In the Tsai of the Storm
Nets owner Joe Tsai is making it perfectly clear where he stands on the NBA-China controversy. The co-founder of the Chinese e-commerce conglomerate Alibaba wrote a lengthy open letter to the fans on Facebook, that was later deleted. The post offers his reaction to the damage caused by Daryl Morey’s tweet.
“By now I hope you can begin to understand why the Daryl Morey tweet is so damaging to the relationship with our fans in China,” Tsai wrote in the Facebook post. I don’t know Daryl personally. I am sure he is a fine General Manager, and I will take at face value his subsequent apology that he was not as well informed as he should have been.
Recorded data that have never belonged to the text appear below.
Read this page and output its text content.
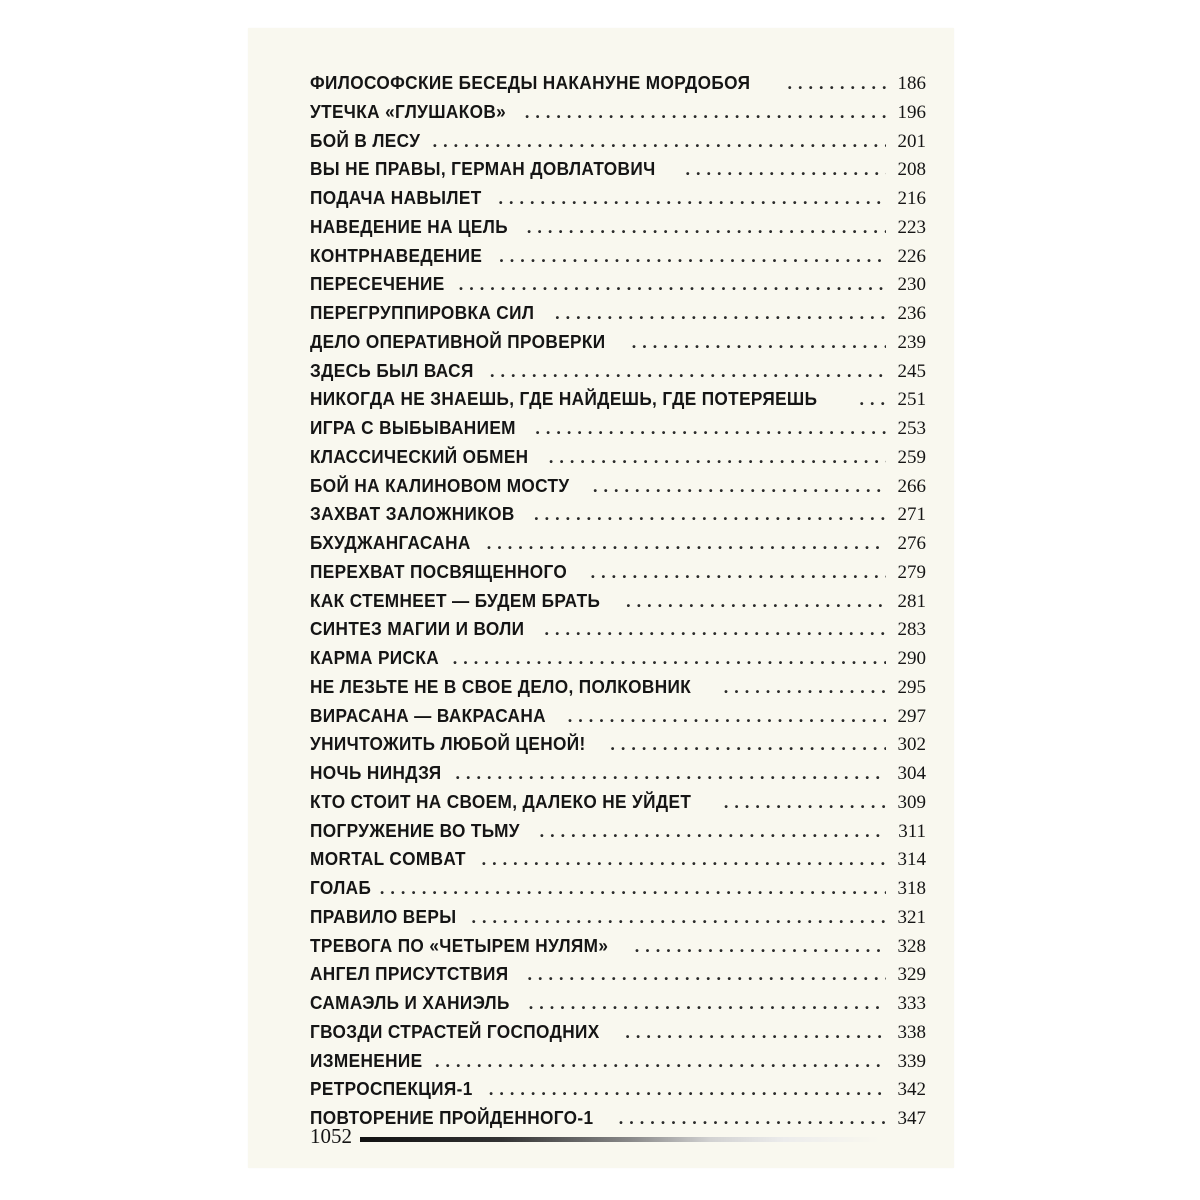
ФИЛОСОФСКИЕ БЕСЕДЫ НАКАНУНЕ МОРДОБОЯ . . .	186
УТЕЧКА «ГЛУШАКОВ» . . .	196
БОЙ В ЛЕСУ . . .	201
ВЫ НЕ ПРАВЫ, ГЕРМАН ДОВЛАТОВИЧ . . .	208
ПОДАЧА НАВЫЛЕТ . . .	216
НАВЕДЕНИЕ НА ЦЕЛЬ . . .	223
КОНТРНАВЕДЕНИЕ . . .	226
ПЕРЕСЕЧЕНИЕ . . .	230
ПЕРЕГРУППИРОВКА СИЛ . . .	236
ДЕЛО ОПЕРАТИВНОЙ ПРОВЕРКИ . . .	239
ЗДЕСЬ БЫЛ ВАСЯ . . .	245
НИКОГДА НЕ ЗНАЕШЬ, ГДЕ НАЙДЕШЬ, ГДЕ ПОТЕРЯЕШЬ . . .	251
ИГРА С ВЫБЫВАНИЕМ . . .	253
КЛАССИЧЕСКИЙ ОБМЕН . . .	259
БОЙ НА КАЛИНОВОМ МОСТУ . . .	266
ЗАХВАТ ЗАЛОЖНИКОВ . . .	271
БХУДЖАНГАСАНА . . .	276
ПЕРЕХВАТ ПОСВЯЩЕННОГО . . .	279
КАК СТЕМНЕЕТ — БУДЕМ БРАТЬ . . .	281
СИНТЕЗ МАГИИ И ВОЛИ . . .	283
КАРМА РИСКА . . .	290
НЕ ЛЕЗЬТЕ НЕ В СВОЕ ДЕЛО, ПОЛКОВНИК . . .	295
ВИРАСАНА — ВАКРАСАНА . . .	297
УНИЧТОЖИТЬ ЛЮБОЙ ЦЕНОЙ! . . .	302
НОЧЬ НИНДЗЯ . . .	304
КТО СТОИТ НА СВОЕМ, ДАЛЕКО НЕ УЙДЕТ . . .	309
ПОГРУЖЕНИЕ ВО ТЬМУ . . .	311
MORTAL COMBAT . . .	314
ГОЛАБ . . .	318
ПРАВИЛО ВЕРЫ . . .	321
ТРЕВОГА ПО «ЧЕТЫРЕМ НУЛЯМ» . . .	328
АНГЕЛ ПРИСУТСТВИЯ . . .	329
САМАЭЛЬ И ХАНИЭЛЬ . . .	333
ГВОЗДИ СТРАСТЕЙ ГОСПОДНИХ . . .	338
ИЗМЕНЕНИЕ . . .	339
РЕТРОСПЕКЦИЯ-1 . . .	342
ПОВТОРЕНИЕ ПРОЙДЕННОГО-1 . . .	347
1052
But the hurt that this incident caused will take a long time to repair.”
Tsai also used the post to defend every American’s right to free speech but went on to add that certain topics are best kept left alone, especially for people in the public eye.
“Supporting a separatist movement in a Chinese territory is one of those third-rail issues, not only for the Chinese government, but also for all citizens in China,” Tsai wrote.
Nets Players Support Tsai
Nets players have stayed relatively mum on the political controversy. Head Coach Kenny Atkinson and guard Caris LeVert declined to comment on the situation earlier this week. However, newly-acquired and notably outspoken guard Kyrie Irving was candid with his opinion on the topic.
“I think that when you think about communities across the world, I think that a lot of people would stand for world peace,” Irving told the AP. “Government gets involved and impacts different communities in different ways. The reality is that as individuals it’s our job to stand up for what we believe in.”